In other words, like so many other social programs, investment in early support saves major public expenditures later in life. This was true of Head Start as it is of early childhood education today. Fritz Hollings, who helped birth WIC (Womens, Infants and Children's Nutrition) once opined that it was cheaper to feed the child than to jail the man. That principle still applies, even as some on the right seem to want to oppose ALL social programs (except for welfare for corporations and the rich).

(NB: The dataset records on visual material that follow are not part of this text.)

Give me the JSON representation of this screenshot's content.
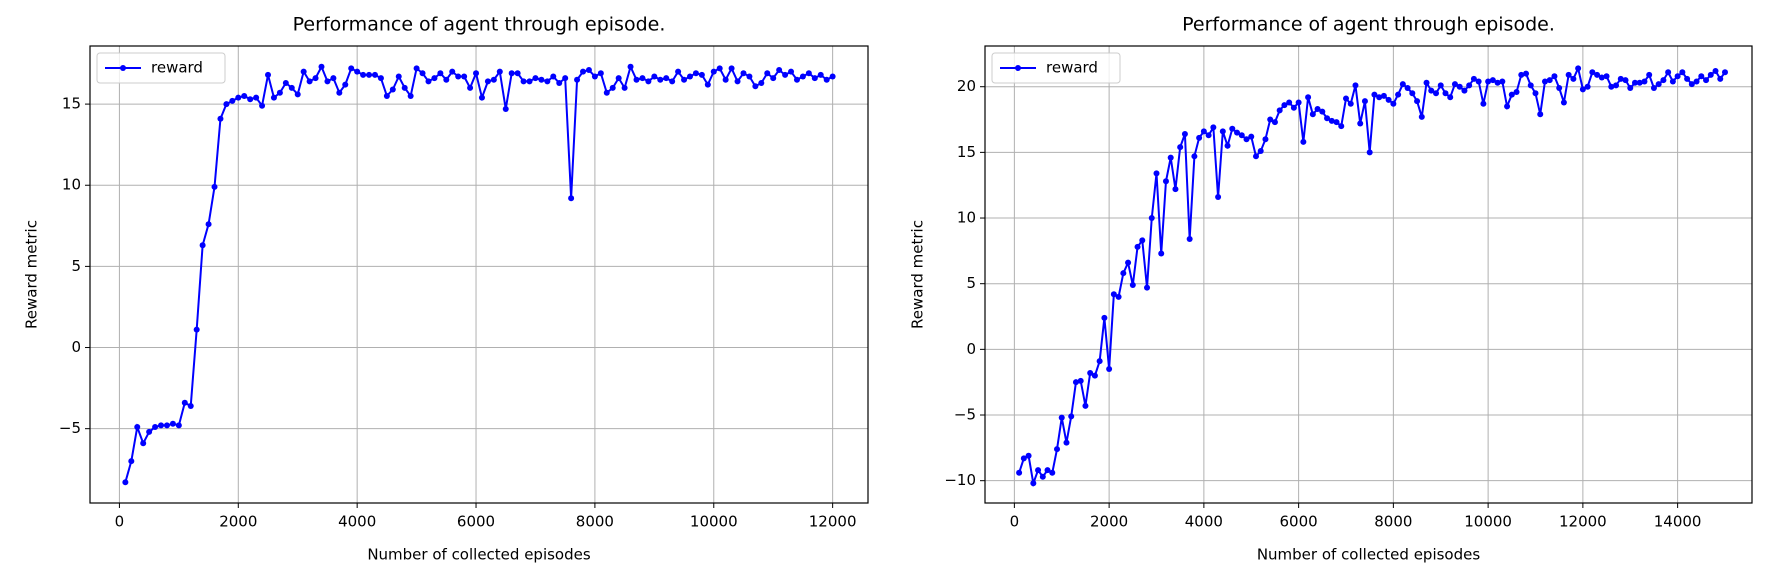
{
  "chart_data": [
    {
      "type": "line",
      "title": "Performance of agent through episode.",
      "xlabel": "Number of collected episodes",
      "ylabel": "Reward metric",
      "x": [
        100,
        200,
        300,
        400,
        500,
        600,
        700,
        800,
        900,
        1000,
        1100,
        1200,
        1300,
        1400,
        1500,
        1600,
        1700,
        1800,
        1900,
        2000,
        2100,
        2200,
        2300,
        2400,
        2500,
        2600,
        2700,
        2800,
        2900,
        3000,
        3100,
        3200,
        3300,
        3400,
        3500,
        3600,
        3700,
        3800,
        3900,
        4000,
        4100,
        4200,
        4300,
        4400,
        4500,
        4600,
        4700,
        4800,
        4900,
        5000,
        5100,
        5200,
        5300,
        5400,
        5500,
        5600,
        5700,
        5800,
        5900,
        6000,
        6100,
        6200,
        6300,
        6400,
        6500,
        6600,
        6700,
        6800,
        6900,
        7000,
        7100,
        7200,
        7300,
        7400,
        7500,
        7600,
        7700,
        7800,
        7900,
        8000,
        8100,
        8200,
        8300,
        8400,
        8500,
        8600,
        8700,
        8800,
        8900,
        9000,
        9100,
        9200,
        9300,
        9400,
        9500,
        9600,
        9700,
        9800,
        9900,
        10000,
        10100,
        10200,
        10300,
        10400,
        10500,
        10600,
        10700,
        10800,
        10900,
        11000,
        11100,
        11200,
        11300,
        11400,
        11500,
        11600,
        11700,
        11800,
        11900,
        12000
      ],
      "series": [
        {
          "name": "reward",
          "color": "#0000ff",
          "values": [
            -8.3,
            -7,
            -4.9,
            -5.9,
            -5.2,
            -4.9,
            -4.8,
            -4.8,
            -4.7,
            -4.8,
            -3.4,
            -3.6,
            1.1,
            6.3,
            7.6,
            9.9,
            14.1,
            15,
            15.2,
            15.4,
            15.5,
            15.3,
            15.4,
            14.9,
            16.8,
            15.4,
            15.7,
            16.3,
            16,
            15.6,
            17,
            16.4,
            16.6,
            17.3,
            16.4,
            16.6,
            15.7,
            16.2,
            17.2,
            17,
            16.8,
            16.8,
            16.8,
            16.6,
            15.5,
            15.9,
            16.7,
            16,
            15.5,
            17.2,
            16.9,
            16.4,
            16.6,
            16.9,
            16.5,
            17,
            16.7,
            16.7,
            16,
            16.9,
            15.4,
            16.4,
            16.5,
            17,
            14.7,
            16.9,
            16.9,
            16.4,
            16.4,
            16.6,
            16.5,
            16.4,
            16.7,
            16.3,
            16.6,
            9.2,
            16.5,
            17,
            17.1,
            16.7,
            16.9,
            15.7,
            16,
            16.6,
            16,
            17.3,
            16.5,
            16.6,
            16.4,
            16.7,
            16.5,
            16.6,
            16.4,
            17,
            16.5,
            16.7,
            16.9,
            16.8,
            16.2,
            17,
            17.2,
            16.5,
            17.2,
            16.4,
            16.9,
            16.7,
            16.1,
            16.3,
            16.9,
            16.6,
            17.1,
            16.8,
            17,
            16.5,
            16.7,
            16.9,
            16.6,
            16.8,
            16.5,
            16.7
          ]
        }
      ],
      "xlim": [
        -495,
        12595
      ],
      "xticks": [
        0,
        2000,
        4000,
        6000,
        8000,
        10000,
        12000
      ],
      "ylim": [
        -9.58,
        18.58
      ],
      "yticks": [
        {
          "value": -5,
          "label": "−5"
        },
        0,
        5,
        10,
        15
      ],
      "grid": true,
      "legend": "upper left",
      "marker": true
    },
    {
      "type": "line",
      "title": "Performance of agent through episode.",
      "xlabel": "Number of collected episodes",
      "ylabel": "Reward metric",
      "x": [
        100,
        200,
        300,
        400,
        500,
        600,
        700,
        800,
        900,
        1000,
        1100,
        1200,
        1300,
        1400,
        1500,
        1600,
        1700,
        1800,
        1900,
        2000,
        2100,
        2200,
        2300,
        2400,
        2500,
        2600,
        2700,
        2800,
        2900,
        3000,
        3100,
        3200,
        3300,
        3400,
        3500,
        3600,
        3700,
        3800,
        3900,
        4000,
        4100,
        4200,
        4300,
        4400,
        4500,
        4600,
        4700,
        4800,
        4900,
        5000,
        5100,
        5200,
        5300,
        5400,
        5500,
        5600,
        5700,
        5800,
        5900,
        6000,
        6100,
        6200,
        6300,
        6400,
        6500,
        6600,
        6700,
        6800,
        6900,
        7000,
        7100,
        7200,
        7300,
        7400,
        7500,
        7600,
        7700,
        7800,
        7900,
        8000,
        8100,
        8200,
        8300,
        8400,
        8500,
        8600,
        8700,
        8800,
        8900,
        9000,
        9100,
        9200,
        9300,
        9400,
        9500,
        9600,
        9700,
        9800,
        9900,
        10000,
        10100,
        10200,
        10300,
        10400,
        10500,
        10600,
        10700,
        10800,
        10900,
        11000,
        11100,
        11200,
        11300,
        11400,
        11500,
        11600,
        11700,
        11800,
        11900,
        12000,
        12100,
        12200,
        12300,
        12400,
        12500,
        12600,
        12700,
        12800,
        12900,
        13000,
        13100,
        13200,
        13300,
        13400,
        13500,
        13600,
        13700,
        13800,
        13900,
        14000,
        14100,
        14200,
        14300,
        14400,
        14500,
        14600,
        14700,
        14800,
        14900,
        15000
      ],
      "series": [
        {
          "name": "reward",
          "color": "#0000ff",
          "values": [
            -9.4,
            -8.3,
            -8.1,
            -10.2,
            -9.2,
            -9.7,
            -9.2,
            -9.4,
            -7.6,
            -5.2,
            -7.1,
            -5.1,
            -2.5,
            -2.4,
            -4.3,
            -1.8,
            -2,
            -0.9,
            2.4,
            -1.5,
            4.2,
            4,
            5.8,
            6.6,
            4.9,
            7.8,
            8.3,
            4.7,
            10,
            13.4,
            7.3,
            12.8,
            14.6,
            12.2,
            15.4,
            16.4,
            8.4,
            14.7,
            16.1,
            16.6,
            16.3,
            16.9,
            11.6,
            16.6,
            15.5,
            16.8,
            16.5,
            16.3,
            16,
            16.2,
            14.7,
            15.1,
            16,
            17.5,
            17.3,
            18.2,
            18.6,
            18.8,
            18.4,
            18.8,
            15.8,
            19.2,
            17.9,
            18.3,
            18.1,
            17.6,
            17.4,
            17.3,
            17,
            19.1,
            18.7,
            20.1,
            17.2,
            18.9,
            15,
            19.4,
            19.2,
            19.3,
            19,
            18.7,
            19.4,
            20.2,
            19.9,
            19.5,
            18.9,
            17.7,
            20.3,
            19.7,
            19.5,
            20.1,
            19.5,
            19.2,
            20.2,
            20,
            19.7,
            20.1,
            20.6,
            20.4,
            18.7,
            20.4,
            20.5,
            20.3,
            20.4,
            18.5,
            19.4,
            19.6,
            20.9,
            21,
            20.1,
            19.5,
            17.9,
            20.4,
            20.5,
            20.8,
            19.9,
            18.8,
            20.9,
            20.6,
            21.4,
            19.8,
            20,
            21.1,
            20.9,
            20.7,
            20.8,
            20,
            20.1,
            20.6,
            20.5,
            19.9,
            20.3,
            20.3,
            20.4,
            20.9,
            19.9,
            20.2,
            20.5,
            21.1,
            20.4,
            20.8,
            21.1,
            20.6,
            20.2,
            20.4,
            20.8,
            20.5,
            20.9,
            21.2,
            20.6,
            21.1
          ]
        }
      ],
      "xlim": [
        -620,
        15570
      ],
      "xticks": [
        0,
        2000,
        4000,
        6000,
        8000,
        10000,
        12000,
        14000
      ],
      "ylim": [
        -11.7,
        23.1
      ],
      "yticks": [
        {
          "value": -10,
          "label": "−10"
        },
        {
          "value": -5,
          "label": "−5"
        },
        0,
        5,
        10,
        15,
        20
      ],
      "grid": true,
      "legend": "upper left",
      "marker": true
    }
  ]
}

Krugman's penultimate paragraph reads as follows:
SNAP, in short, is public policy at its best. It not only helps those in need; it helps them help themselves. And it has done yeoman work in the economic crisis, mitigating suffering and protecting jobs at a time when all too many policy makers seem determined to do the opposite. So it tells you something that conservatives have singled out this of all programs for special ire.
conservatives have singled out this of all programs for special ire - including those conservatives who themselves are receiving farm subsidies in the tens of thousands of dollars, or even more, as is true of at least 14 members of the House who voted to slash SNAP.
Let me help them properly phrase their "philosophical" principles:
"Don't you DARE touch anything that benefits me or my supporters and to hell with anyone else."
In other words, government's primary purpose for them is to take from those who need assistance - who still pay income and payroll taxes - and give to those who agree with them. To hell with any social contract. To hell with the principle in the Preamble to "promote the general welfare."
Republicans are now the party of Scrooge - that is, Scrooge before he is visited by the ghosts. I suppose some will move to ban the reading of Dickens precisely because those who read his classic works might oppose what they are doing politically.
But if that is what they want to do, they will also have to eliminate large portions of both the Hebrew and Christian Bible.
Since many claim they are Christians, let me merely remind them to go read Matthew Chapter 25, you know, the part about "I was hungry" and Jesus notes that those who fed the hungry enter into the joy of God while those who failed to do so are cast out. In the Orthodox Churches, that passage is the heart of the Gospel for the Sunday of the Last Judgment.
That is ultimate.
There is a judgment that will come sooner, for many in 2014.
Which is why Krugman's final paragraph needs no explication from me:
Even some conservative pundits worry that the war on food stamps, especially combined with the vote to increase farm subsidies, is bad for the G.O.P., because it makes Republicans look like meanspirited class warriors. Indeed it does. And that’s because they are.